Hesitantly, Winston and Julia approach the Brotherhood, the secret rebellion which might or might not be a pure propaganda product. They are fully aware they have got perhaps half a year or a whole year if they are lucky before they will be arrested, interrogated, tortured, tormented in concentration camps and finally shot through the neck, unless they can encourage themselves to commit suicide in time.

When the day comes, they are thrown into a terror machinery beyond their nightmares. The minds of their tormentors are no longer human, but mechanised by indoctrination. Winston's torturer explains to him:

You must love Big Brother.  It is not enough to obey him; you must love him.

The price of freedom is betrayal. Death is the only escape from pain. God is power. Two plus two make five. In the Ministry of Love. In room 101.

Does it sound like science fiction? Actually, it is not. George Orwell's now world famous novel Nineteen Eighty-four was published the first time in 1949 and back then it seemed to be a conceivable future scenario. During the 1950s, readers of Nineteen Eighty-four looked obsessively for signs of Orwell's horrifying vision of the future coming true, just like readers of William Gibson's Neuromancer do today.

In those days, Europe was still a gloomy ruin landscape and the echoes of more than 40 million victims of the war lingered. Hitler's mincing-machine had just stopped and the horrors of Einsatzgruppen and Kz-lager had been exposed to the world. The totalitarian horror seemed to have no limits.

Stalin's mincing-machine was still operating, backed up by the world's largest army and expanding into Eastern and Central Europe. NKVD, later to become KGB, was the Thought Police of the Soviet Union and the Lubjanka prison — and even more so the Lefortovo prison — was the Ministry of Love. Needless to say, Nineteen Eighty-four was immediately prohibited in the Soviet Union and all satelite states. Citizens who managed to obtain a copy anyway could actually identify with Winston Smith quite easily. Milan Simecka, a dissident in communist Czechoslovakia, has written an interesting book about this entitled Our Comrade Winston Smith. Interestingly enough, Simecka does not see Nineteen Eighty-four as warning against communism exclusively, but as an universal warning.

However fantastic it may sound, every single ideological aspect in Nineteen Eighty-four has existed in real totalitarian or crypto-totalitarian states, although often in far less extreme forms and seldom explicitly. For instance, there was a thought police in Imperial Japan, history was forged in the Soviet Union, Hitler declared that he desired constant war, three aggressive superstates did arise after World War II, and so on and so forth. George Orwell knew what he was talking about, and he knew it very well.

Orwell's novel is, in my humble opinion, the best dystopian novel ever written. Big Brother's Oceania is thoroughly crafted which gives the story a sense of harrowing realism and alarming imminency even today, more than a decade after the fall of the Soviet Union. Nineteen Eighty-four will probably remain unparallelled as the ultimate political horror. Like no other book, it explores the dark psychological depths and dehumanising mechanisms of totalitarianism. 

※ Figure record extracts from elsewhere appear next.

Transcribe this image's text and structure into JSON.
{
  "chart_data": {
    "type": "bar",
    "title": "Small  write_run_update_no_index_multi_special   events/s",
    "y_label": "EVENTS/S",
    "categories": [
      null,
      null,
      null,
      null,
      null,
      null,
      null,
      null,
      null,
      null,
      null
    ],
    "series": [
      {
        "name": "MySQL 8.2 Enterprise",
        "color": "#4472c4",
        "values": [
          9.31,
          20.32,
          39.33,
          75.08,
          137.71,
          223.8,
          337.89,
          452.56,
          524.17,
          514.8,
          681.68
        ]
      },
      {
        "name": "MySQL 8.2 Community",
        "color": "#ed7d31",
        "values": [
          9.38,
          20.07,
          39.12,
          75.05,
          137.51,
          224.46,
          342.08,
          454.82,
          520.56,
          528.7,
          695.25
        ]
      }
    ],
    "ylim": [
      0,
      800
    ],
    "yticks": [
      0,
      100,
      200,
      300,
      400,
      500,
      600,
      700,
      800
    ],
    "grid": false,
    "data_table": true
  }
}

Finally, a few words from the philosopher Bertrand Russell:

Men fear thought as they fear nothing else on earth more than ruin more even than death. Thought is subversive and revolutionary, destructive and terrible, thought is merciless to privilege, established institutions, and comfortable habit. Thought looks into the pit of hell and is not afraid. Thought is great and swift and free, the light of the world, and the chief glory of man.

Note: My appologies to Czech and Slovak readers for misspelling Simecka's name. I simply do not know how to make special symbols work in all browsers.